Multi-Step Tool Execution

import { generateText, stepCountIs } from 'ai';

const { steps } = await generateText({
  model: 'openai/gpt-4o',
  tools: { search, analyze, summarize },
  stopWhen: stepCountIs(5),
  prompt: 'Research and summarize AI developments.',
});

Tooling Checklist

  • Use tool() for typed inputs and dynamicTool() for unknown schemas.
  • Use needsApproval for sensitive actions (tool-approval-request/response flow).
  • Use stopWhen with stepCountIs/hasToolCall for multi-step loops.
  • Use prepareStep for per-step controls (model swap, toolChoice, activeTools, prompt compression).
  • Use experimental_context when tools need app-specific context.
  • Use inputExamples and strict to improve tool call reliability.
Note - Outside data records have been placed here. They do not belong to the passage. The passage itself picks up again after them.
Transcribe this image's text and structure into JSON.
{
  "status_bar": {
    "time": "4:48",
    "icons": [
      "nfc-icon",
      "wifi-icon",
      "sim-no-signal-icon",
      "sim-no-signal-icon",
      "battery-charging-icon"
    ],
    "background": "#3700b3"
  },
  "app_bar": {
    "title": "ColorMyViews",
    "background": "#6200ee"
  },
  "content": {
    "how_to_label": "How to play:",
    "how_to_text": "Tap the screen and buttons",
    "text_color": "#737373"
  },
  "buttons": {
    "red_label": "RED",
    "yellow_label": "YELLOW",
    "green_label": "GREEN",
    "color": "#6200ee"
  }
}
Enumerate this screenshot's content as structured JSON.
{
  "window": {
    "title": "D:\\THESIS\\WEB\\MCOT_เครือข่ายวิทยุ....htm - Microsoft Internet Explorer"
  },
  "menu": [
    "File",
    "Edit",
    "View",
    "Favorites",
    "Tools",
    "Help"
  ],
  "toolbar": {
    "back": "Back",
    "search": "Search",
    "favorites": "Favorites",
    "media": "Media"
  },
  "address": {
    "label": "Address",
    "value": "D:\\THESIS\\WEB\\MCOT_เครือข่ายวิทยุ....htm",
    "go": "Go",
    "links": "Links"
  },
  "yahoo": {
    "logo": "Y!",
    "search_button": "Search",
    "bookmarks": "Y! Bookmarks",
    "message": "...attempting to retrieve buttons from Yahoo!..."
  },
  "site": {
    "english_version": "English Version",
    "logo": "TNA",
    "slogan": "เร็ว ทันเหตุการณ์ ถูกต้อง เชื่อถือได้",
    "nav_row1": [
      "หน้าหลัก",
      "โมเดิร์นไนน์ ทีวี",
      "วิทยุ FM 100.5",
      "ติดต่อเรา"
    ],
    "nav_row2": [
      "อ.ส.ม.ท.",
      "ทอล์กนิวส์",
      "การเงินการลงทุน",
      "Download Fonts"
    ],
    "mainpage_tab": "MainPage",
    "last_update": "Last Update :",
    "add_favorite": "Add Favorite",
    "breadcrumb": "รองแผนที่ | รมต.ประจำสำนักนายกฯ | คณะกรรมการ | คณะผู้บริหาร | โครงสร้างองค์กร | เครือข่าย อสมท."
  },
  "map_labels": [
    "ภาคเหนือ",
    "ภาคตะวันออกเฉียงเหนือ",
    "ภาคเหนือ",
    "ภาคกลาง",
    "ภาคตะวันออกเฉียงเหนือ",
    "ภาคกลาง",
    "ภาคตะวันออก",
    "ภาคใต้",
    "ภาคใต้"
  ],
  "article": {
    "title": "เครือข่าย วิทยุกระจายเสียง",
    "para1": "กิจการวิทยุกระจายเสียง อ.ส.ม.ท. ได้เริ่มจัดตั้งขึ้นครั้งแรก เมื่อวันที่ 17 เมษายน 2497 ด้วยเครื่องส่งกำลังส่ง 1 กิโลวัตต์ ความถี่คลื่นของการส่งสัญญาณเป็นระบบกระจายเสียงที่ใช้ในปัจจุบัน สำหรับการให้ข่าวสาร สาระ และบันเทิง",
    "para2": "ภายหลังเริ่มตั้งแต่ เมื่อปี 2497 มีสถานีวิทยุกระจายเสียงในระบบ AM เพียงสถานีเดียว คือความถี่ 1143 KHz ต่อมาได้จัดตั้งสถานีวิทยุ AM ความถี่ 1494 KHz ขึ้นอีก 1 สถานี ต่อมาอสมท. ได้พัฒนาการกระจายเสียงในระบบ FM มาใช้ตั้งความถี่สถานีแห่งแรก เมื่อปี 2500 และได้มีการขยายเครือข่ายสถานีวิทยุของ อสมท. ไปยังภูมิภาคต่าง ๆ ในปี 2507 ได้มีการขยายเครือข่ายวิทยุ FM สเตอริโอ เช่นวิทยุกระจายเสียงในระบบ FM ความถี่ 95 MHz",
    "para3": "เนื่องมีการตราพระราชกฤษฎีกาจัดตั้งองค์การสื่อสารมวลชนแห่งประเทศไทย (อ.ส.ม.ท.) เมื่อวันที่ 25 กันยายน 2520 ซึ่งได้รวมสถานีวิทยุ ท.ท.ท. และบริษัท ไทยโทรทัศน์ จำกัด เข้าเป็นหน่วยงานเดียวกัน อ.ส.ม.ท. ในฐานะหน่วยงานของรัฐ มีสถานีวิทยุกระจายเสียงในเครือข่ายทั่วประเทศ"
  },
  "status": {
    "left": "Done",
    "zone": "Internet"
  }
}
MCP Integration (Model Context Protocol)

  • Use createMCPClient() to load MCP tools, resources, and prompts.
  • Prefer HTTP transport for production; use Experimental_StdioMCPTransport only for local Node.js servers.
  • Close MCP clients after use (try/finally or onFinish).
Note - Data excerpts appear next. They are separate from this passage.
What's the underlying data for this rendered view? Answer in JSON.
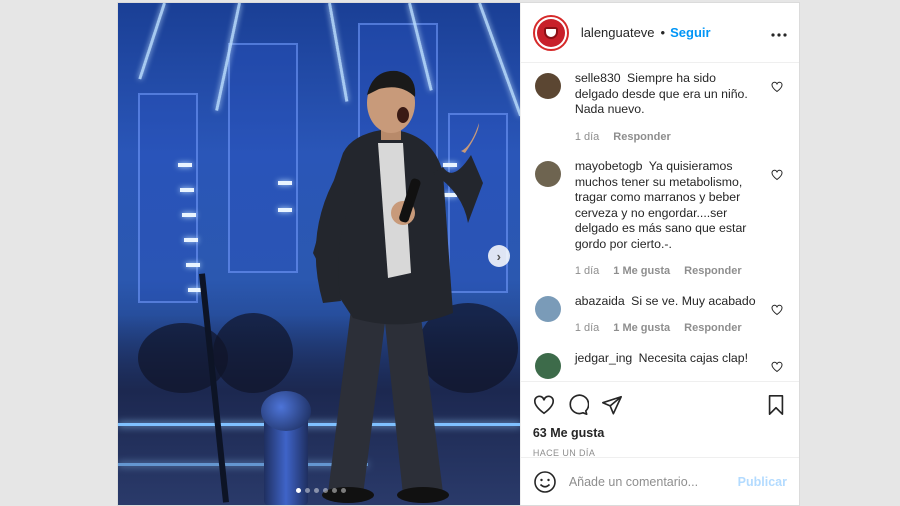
{
  "post": {
    "username": "lalenguateve",
    "separator": "•",
    "follow_label": "Seguir",
    "more_label": "•••",
    "next_icon": "chevron-right-icon",
    "carousel_dots": 6,
    "carousel_active": 1
  },
  "comments": [
    {
      "user": "selle830",
      "text": "Siempre ha sido delgado desde que era un niño. Nada nuevo.",
      "age": "1 día",
      "likes": "",
      "reply": "Responder",
      "avatar_color": "#5b4632"
    },
    {
      "user": "mayobetogb",
      "text": "Ya quisieramos muchos tener su metabolismo, tragar como marranos y beber cerveza y no engordar....ser delgado es más sano que estar gordo por cierto.-.",
      "age": "1 día",
      "likes": "1 Me gusta",
      "reply": "Responder",
      "avatar_color": "#6e6450"
    },
    {
      "user": "abazaida",
      "text": "Si se ve. Muy acabado",
      "age": "1 día",
      "likes": "1 Me gusta",
      "reply": "Responder",
      "avatar_color": "#7a9bb8"
    },
    {
      "user": "jedgar_ing",
      "text": "Necesita cajas clap!",
      "age": "",
      "likes": "",
      "reply": "",
      "avatar_color": "#3d6b4a"
    }
  ],
  "actions": {
    "likes": "63 Me gusta",
    "time": "HACE UN DÍA"
  },
  "add_comment": {
    "placeholder": "Añade un comentario...",
    "publish_label": "Publicar"
  },
  "colors": {
    "accent": "#0095f6",
    "publish_disabled": "#b3dbff",
    "avatar_red": "#c8202a"
  }
}
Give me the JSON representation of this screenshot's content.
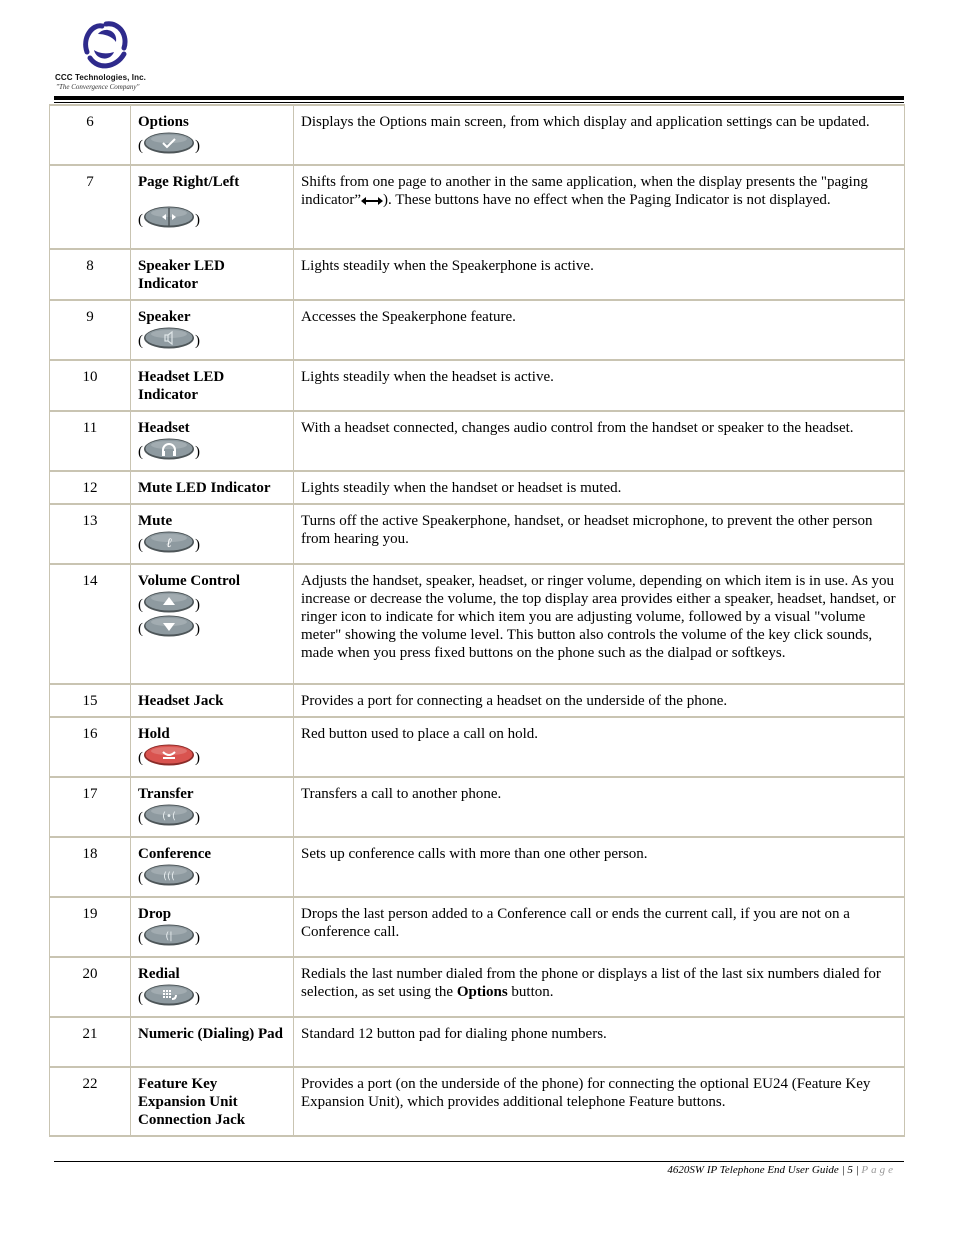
{
  "header": {
    "company_name": "CCC Technologies, Inc.",
    "tagline": "\"The Convergence Company\"",
    "logo_icon": "ccc-swirl-logo",
    "brand_color": "#2e2a8c"
  },
  "table": {
    "rows": [
      {
        "num": "6",
        "name": "Options",
        "keys": [
          "check-icon"
        ],
        "desc": "Displays the Options main screen, from which display and application settings can be updated."
      },
      {
        "num": "7",
        "name": "Page Right/Left",
        "keys": [
          "page-left-right-icon"
        ],
        "desc_parts": [
          "Shifts from one page to another in the same application, when the display presents the \"paging indicator”",
          "). These buttons have no effect when the Paging Indicator is not displayed."
        ],
        "inline_icon": "double-arrow-icon"
      },
      {
        "num": "8",
        "name": "Speaker LED Indicator",
        "keys": [],
        "desc": "Lights steadily when the Speakerphone is active."
      },
      {
        "num": "9",
        "name": "Speaker",
        "keys": [
          "speaker-icon"
        ],
        "desc": "Accesses the Speakerphone feature."
      },
      {
        "num": "10",
        "name": "Headset LED Indicator",
        "keys": [],
        "desc": "Lights steadily when the headset is active."
      },
      {
        "num": "11",
        "name": "Headset",
        "keys": [
          "headset-icon"
        ],
        "desc": "With a headset connected, changes audio control from the handset or speaker to the headset."
      },
      {
        "num": "12",
        "name": "Mute LED Indicator",
        "keys": [],
        "desc": "Lights steadily when the handset or headset is muted."
      },
      {
        "num": "13",
        "name": "Mute",
        "keys": [
          "mute-icon"
        ],
        "desc": "Turns off the active Speakerphone, handset, or headset microphone, to prevent the other person from hearing you."
      },
      {
        "num": "14",
        "name": "Volume Control",
        "keys": [
          "volume-up-icon",
          "volume-down-icon"
        ],
        "desc": "Adjusts the handset, speaker, headset, or ringer volume, depending on which item is in use. As you increase or decrease the volume, the top display area provides either a speaker, headset, handset, or ringer icon to indicate for which item you are adjusting volume, followed by a visual \"volume meter\" showing the volume level. This button also controls the volume of the key click sounds, made when you press fixed buttons on the phone such as the dialpad or softkeys."
      },
      {
        "num": "15",
        "name": "Headset Jack",
        "keys": [],
        "desc": "Provides a port for connecting a headset on the underside of the phone."
      },
      {
        "num": "16",
        "name": "Hold",
        "keys": [
          "hold-icon"
        ],
        "desc": "Red button used to place a call on hold."
      },
      {
        "num": "17",
        "name": "Transfer",
        "keys": [
          "transfer-icon"
        ],
        "desc": "Transfers a call to another phone."
      },
      {
        "num": "18",
        "name": "Conference",
        "keys": [
          "conference-icon"
        ],
        "desc": "Sets up conference calls with more than one other person."
      },
      {
        "num": "19",
        "name": "Drop",
        "keys": [
          "drop-icon"
        ],
        "desc": "Drops the last person added to a Conference call or ends the current call, if you are not on a Conference call."
      },
      {
        "num": "20",
        "name": "Redial",
        "keys": [
          "redial-icon"
        ],
        "desc_parts": [
          "Redials the last number dialed from the phone or displays a list of the last six numbers dialed for selection, as set using the ",
          "Options",
          " button."
        ]
      },
      {
        "num": "21",
        "name": "Numeric (Dialing) Pad",
        "keys": [],
        "desc": "Standard 12 button pad for dialing phone numbers."
      },
      {
        "num": "22",
        "name": "Feature Key Expansion Unit Connection Jack",
        "keys": [],
        "desc": "Provides a port (on the underside of the phone) for connecting the optional EU24 (Feature Key Expansion Unit), which provides additional telephone Feature buttons."
      }
    ],
    "paren_open": "(",
    "paren_close": ")",
    "key_color": "#8e9aa0",
    "hold_key_color": "#d9534f",
    "border_color": "#c9c4b2"
  },
  "footer": {
    "title": "4620SW IP Telephone End User Guide",
    "sep": "|",
    "page_number": "5",
    "page_word": "Page"
  }
}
See references/mcp-integration.md for transports, schema definition, outputSchema typing, and elicitation.

Reference Files

| Reference | When to Use | |-----------|-------------| | references/text-generation.md | generateText/streamText callbacks, streaming, response handling | | references/structured-data.md | generateObject/streamObject, Output API, Zod patterns | | references/tool-calling.md | tool/dynamicTool, approval flow, repair, activeTools, hooks | | references/dynamic-tools.md | dynamicTool patterns, MCP + dynamic tools, large tool sets | | references/embeddings-rag.md | embed/embedMany, rerank, chunking | | references/providers.md | OpenAI/Anthropic/Google setup, registry, AI Gateway | | references/middleware.md | wrapLanguageModel, built-in/custom middleware | | references/mcp-integration.md | MCP client, transports, tools/resources/prompts/elicitation | | references/production.md | Telemetry, error handling, testing, cost control | | references/migration.md | v6 upgrade notes |

Error Handling

import { generateText, AI_APICallError } from 'ai';

try {
  await generateText({ model: 'openai/gpt-4o', prompt: 'Hello' });
} catch (error) {
  if (error instanceof AI_APICallError) {
    console.error('API Error:', error.message);
  }
}

Provider Setup

import { openai } from '@ai-sdk/openai';

const { text } = await generateText({
  model: openai('gpt-4o'),
  prompt: 'Hello!',
});

Version Guidance

  • Use AI SDK v6+ with matching provider packages.
  • Pin major versions in package.json to avoid breaking changes.

Offline Stack Scanner

Before AI SDK migrations or reviews, run the deterministic scanner from the target repository:

python3 skills/ai-sdk-core/scripts/ai_stack_scan.py --root <repo> --family ai-sdk-core --pretty

The scanner emits ai_stack_scan.v1 JSON, performs no network calls, skips symlinks, and checks package manifests plus source signals such as legacy maxSteps, removed stream response helpers, missing inputSchema, and MCP clients without visible cleanup. Treat every signal as a review prompt, then verify with the current AI SDK docs or package source before editing. Keep full scanner JSON local; share only specific redacted signals externally.